The most significant fact about Fugazi, of course, whether the band's devoted army of fans likes it or not, was that, at one point, one Ian Thomas Garner MacKaye (a.k.a. harcore demi-god) was the leading man of one Minor Threat, the biggest, baddest, and smartest east-coast hardcore act outside of Bad Brains.
This fact was in fact significant enough for the band to have to suffer through countless punkers screaming MT song titles, or just pound the hell out of any indie kid in sight while they wait for "Cashing In" or, if they were super lucky, "Straight Edge." One of these absurd moments was poignantly caught on tape in the band's great doc "Instrument," in which one such hardcore wannabe gets slammed as a "ice-cream eating motherfucker" by Fugazi's jester/genius Guy Picciotto.
And to be honest, it's not like no-one was waiting for the MT Yang to kick in every time Fugazi went into their instrumental Yings, but somehow along the way, with their unique style and musical genius, Fugazi was able to be good enough and ground-breaking enough that most people, most of the time, didn't really care about their mythical past, which, by the way, is an achievement not many bands can claim.
But, with "The Argument," as the title may suggest, that discussion was not only over, it showed that the band, for once, stopped caring about who knew who back in 1982 (just liked the rhyme…).
Although Fugazi have forged their own path with impressive, almost unheard of, coherence and grit from the very first EP, and despite the fact that, as MacKaye himself stated in an interview I read somewhere, MT were smart enough as it is, with a new millennia behind their backs, Fugazi sounded like they just ejected themselves out of the silly MT debate and into the musical stratosphere.

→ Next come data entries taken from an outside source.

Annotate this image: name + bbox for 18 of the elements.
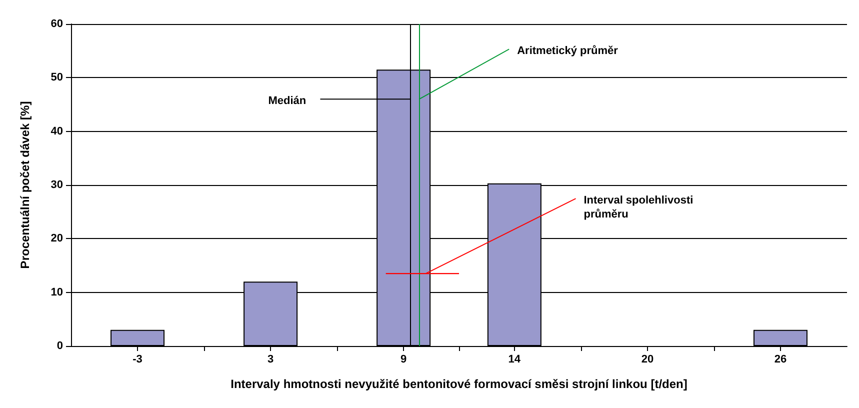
y-tick-label: 60	[50, 18, 63, 30]
y-tick-label: 10	[50, 286, 63, 298]
x-tick-label: 14	[508, 354, 522, 366]
x-tick-label: 20	[641, 354, 654, 366]
y-tick-label: 30	[50, 179, 63, 191]
annotation: Medián	[268, 95, 306, 108]
x-tick-label: 9	[400, 354, 407, 366]
y-tick-label: 50	[50, 72, 63, 84]
y-tick-label: 0	[56, 340, 63, 352]
x-axis-title: Intervaly hmotnosti nevyužité bentonitové formovací směsi strojní linkou [t/den]	[230, 377, 688, 391]
x-tick-label: -3	[132, 354, 142, 366]
annotation: Interval spolehlivosti průměru	[584, 194, 696, 221]
y-tick-label: 20	[50, 232, 63, 245]
x-tick-label: 3	[267, 354, 274, 366]
y-axis-title: Procentuální počet dávek [%]	[18, 101, 32, 269]
annotation: Aritmetický průměr	[517, 45, 619, 58]
y-tick-label: 40	[50, 125, 63, 138]
x-tick-label: 26	[774, 354, 787, 366]
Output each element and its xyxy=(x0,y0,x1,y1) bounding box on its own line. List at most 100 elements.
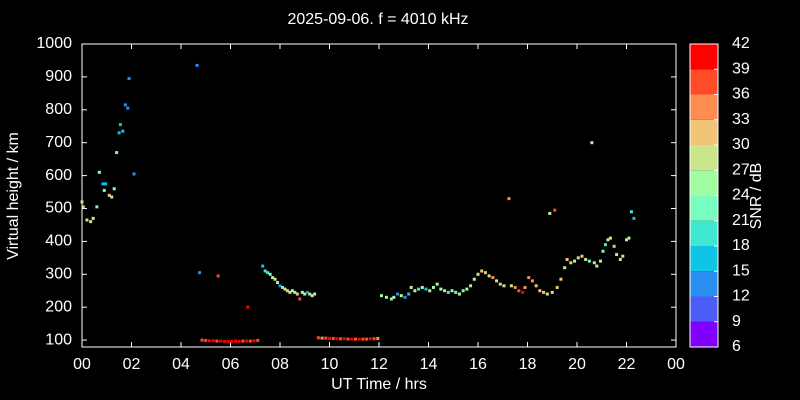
data-point xyxy=(625,238,628,242)
data-point xyxy=(513,285,517,289)
data-point xyxy=(132,172,136,176)
data-point xyxy=(590,141,594,145)
data-point xyxy=(457,292,461,296)
data-point xyxy=(89,220,93,224)
data-point xyxy=(555,285,559,289)
data-point xyxy=(198,271,202,275)
data-point xyxy=(117,131,121,135)
data-point xyxy=(576,256,580,260)
data-point xyxy=(507,197,511,201)
data-point xyxy=(126,106,130,110)
data-point xyxy=(316,336,320,340)
colorbar-tick-label: 24 xyxy=(732,187,750,204)
data-point xyxy=(407,292,411,296)
data-point xyxy=(420,285,424,289)
data-point xyxy=(112,187,116,191)
data-point xyxy=(102,188,106,192)
colorbar-tick-label: 36 xyxy=(732,86,750,103)
data-point xyxy=(461,289,465,293)
data-point xyxy=(565,257,569,261)
data-point xyxy=(603,243,607,247)
data-point xyxy=(608,236,612,240)
data-point xyxy=(509,284,513,288)
data-point xyxy=(439,287,443,291)
data-point xyxy=(320,336,324,340)
data-point xyxy=(413,289,417,293)
data-point xyxy=(237,339,241,343)
data-point xyxy=(595,264,599,268)
x-tick-label: 14 xyxy=(420,356,438,373)
data-point xyxy=(342,337,346,341)
colorbar-segment xyxy=(690,246,718,272)
data-point xyxy=(331,336,335,340)
data-point xyxy=(569,261,573,265)
data-point xyxy=(498,282,502,286)
data-point xyxy=(350,337,354,341)
data-point xyxy=(632,216,636,220)
data-point xyxy=(290,289,294,293)
data-point xyxy=(550,290,554,294)
data-point xyxy=(328,336,331,340)
colorbar-segment xyxy=(690,296,718,322)
data-point xyxy=(80,200,84,204)
data-point xyxy=(123,103,127,107)
data-point xyxy=(298,297,302,301)
data-point xyxy=(245,339,249,343)
data-point xyxy=(266,271,270,275)
data-point xyxy=(219,339,223,343)
data-point xyxy=(278,284,282,288)
data-point xyxy=(472,277,476,281)
chart-title: 2025-09-06. f = 4010 kHz xyxy=(287,11,468,28)
x-tick-label: 18 xyxy=(519,356,537,373)
data-point xyxy=(487,274,491,278)
data-point xyxy=(431,285,435,289)
data-point xyxy=(211,339,215,343)
data-point xyxy=(81,205,85,209)
data-point xyxy=(233,339,237,343)
colorbar-tick-label: 39 xyxy=(732,60,750,77)
data-point xyxy=(399,294,403,298)
data-point xyxy=(396,292,400,296)
data-point xyxy=(618,257,622,261)
colorbar-tick-label: 21 xyxy=(732,212,750,229)
data-point xyxy=(592,261,596,265)
data-point xyxy=(107,193,111,197)
data-point xyxy=(200,338,204,342)
y-axis-label: Virtual height / km xyxy=(5,132,22,260)
data-point xyxy=(435,282,439,286)
colorbar-segment xyxy=(690,94,718,120)
data-point xyxy=(545,292,549,296)
data-point xyxy=(293,290,297,294)
x-tick-label: 12 xyxy=(370,356,388,373)
colorbar-tick-label: 6 xyxy=(732,338,741,355)
data-point xyxy=(339,337,343,341)
data-point xyxy=(303,292,307,296)
colorbar-segment xyxy=(690,119,718,145)
data-point xyxy=(216,274,220,278)
data-point xyxy=(104,182,108,186)
data-point xyxy=(599,259,603,263)
colorbar-tick-label: 30 xyxy=(732,136,750,153)
data-point xyxy=(542,290,546,294)
y-tick-label: 400 xyxy=(45,233,72,250)
data-point xyxy=(346,337,350,341)
data-point xyxy=(403,295,407,299)
data-point xyxy=(261,264,265,268)
data-point xyxy=(491,276,495,280)
data-point xyxy=(523,285,527,289)
data-point xyxy=(256,338,260,342)
data-point xyxy=(417,287,421,291)
data-point xyxy=(101,182,105,186)
data-point xyxy=(324,336,328,340)
x-tick-label: 02 xyxy=(123,356,141,373)
data-point xyxy=(263,269,267,273)
data-point xyxy=(195,63,199,67)
y-tick-label: 800 xyxy=(45,101,72,118)
data-point xyxy=(283,287,287,291)
data-point xyxy=(376,336,380,340)
y-tick-label: 600 xyxy=(45,167,72,184)
x-tick-label: 10 xyxy=(321,356,339,373)
x-tick-label: 08 xyxy=(271,356,289,373)
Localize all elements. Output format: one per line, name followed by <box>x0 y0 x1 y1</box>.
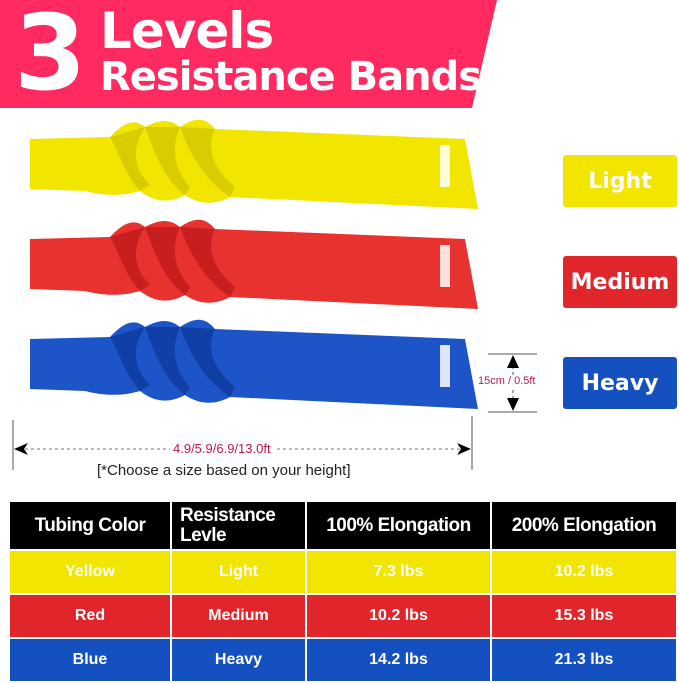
length-dimension: 4.9/5.9/6.9/13.0ft <box>170 441 274 456</box>
cell: Red <box>10 595 170 637</box>
table-row: Yellow Light 7.3 lbs 10.2 lbs <box>10 551 676 593</box>
band-fold <box>145 127 190 195</box>
arrow-up-icon <box>507 355 519 368</box>
cell: 7.3 lbs <box>307 551 490 593</box>
arrow-right-icon <box>457 443 471 455</box>
table-row: Red Medium 10.2 lbs 15.3 lbs <box>10 595 676 637</box>
band-heavy <box>30 319 478 409</box>
width-dimension: 15cm / 0.5ft <box>478 375 536 387</box>
cell: Blue <box>10 639 170 681</box>
header-200-elongation: 200% Elongation <box>492 502 676 549</box>
arrow-down-icon <box>507 398 519 411</box>
band-fold <box>110 127 150 191</box>
cell: Light <box>172 551 305 593</box>
bands-illustration <box>30 119 478 409</box>
band-body <box>30 219 478 309</box>
title-banner <box>0 0 497 108</box>
cell: 15.3 lbs <box>492 595 676 637</box>
table-row: Blue Heavy 14.2 lbs 21.3 lbs <box>10 639 676 681</box>
band-fold <box>145 227 190 295</box>
cell: 10.2 lbs <box>307 595 490 637</box>
title-line2: Resistance Bands <box>100 54 482 100</box>
arrow-left-icon <box>14 443 28 455</box>
dimension-lines <box>12 353 537 470</box>
level-label-heavy: Heavy <box>563 357 677 409</box>
size-note: [*Choose a size based on your height] <box>97 462 351 479</box>
level-label-medium: Medium <box>563 256 677 308</box>
band-fold <box>110 327 150 391</box>
brand-logo <box>440 345 450 387</box>
cell: Yellow <box>10 551 170 593</box>
header-tubing-color: Tubing Color <box>10 502 170 549</box>
brand-logo <box>440 145 450 187</box>
band-fold <box>145 327 190 395</box>
band-body <box>30 119 478 209</box>
level-label-light: Light <box>563 155 677 207</box>
brand-logo <box>440 245 450 287</box>
title-number: 3 <box>14 0 86 114</box>
band-medium <box>30 219 478 309</box>
header-resistance-level: Resistance Levle <box>172 502 305 549</box>
resistance-table: Tubing Color Resistance Levle 100% Elong… <box>8 500 678 683</box>
cell: Medium <box>172 595 305 637</box>
table-header-row: Tubing Color Resistance Levle 100% Elong… <box>10 502 676 549</box>
band-fold <box>180 127 235 197</box>
band-fold <box>180 227 235 297</box>
band-fold <box>110 227 150 291</box>
header-100-elongation: 100% Elongation <box>307 502 490 549</box>
cell: 21.3 lbs <box>492 639 676 681</box>
title-line1: Levels <box>100 2 274 60</box>
band-light <box>30 119 478 209</box>
cell: 10.2 lbs <box>492 551 676 593</box>
cell: 14.2 lbs <box>307 639 490 681</box>
cell: Heavy <box>172 639 305 681</box>
band-fold <box>180 327 235 397</box>
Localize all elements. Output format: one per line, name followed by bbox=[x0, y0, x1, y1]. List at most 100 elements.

It's not that sounding like MT, being influenced by MT, of being in MT is a bad thing. Being a part of a band that good, that clever, and of a moment that amazing, can never be bad. But there's something to be said about nuance, and in "The Argument" Fugazi have their MT cake, and leave an oddly and beautifully angry cake completely whole.
You have, of course, the usual combination a steamroller of distortion and pent-up rage (Full Disclosure, Nightshop, Epic Problem) along with quite, almost too quiet for comfort moments (The Kill), and the good ole' Fugazi tendency to just tinker with anything we ever thought a song could sound like while sounding like, well, a song.
But, unlike their other great works, Fugazi sound relaxed. Well, relaxed may be the wrong word. Maybe tense, in an "I-don't-care-if-you're-picking-up-on-the-tension" kind of way. Just listen to the drums that open the mesmerizing Life and Limb. Is it punk? Is it hardcore? It's Fugazi. And the guitars? Are they punk? They sound as if they could have come off of any of Sonic Youth's later albums, maybe Pavement. Who cares, when the end result makes you want to bash in the wall of a really high-end coffee shop, 5 minutes after you ordered your espresso, and not know why.
The best tracks on this album, a kind of impossibility in a piece that is so well balanced no track can be really pulled out of it without tempering with the whole, are as good as that word gets, and function not only as the best of a truly great band, but like a microcosm of American alt rock in the last 20-30 years.
Life and Limb, the slow-burning Cashout, and the amazing title track, which opens this brick-house of feathers and knives, prove how close Fugazi came to the impossible: hold a dignified, sensitive and complex burial for Minor Threat, while kicking the priest (Rabbi, Imam, Buddhist monk, or whatever) in the face during last rites. Without anyone seeing it.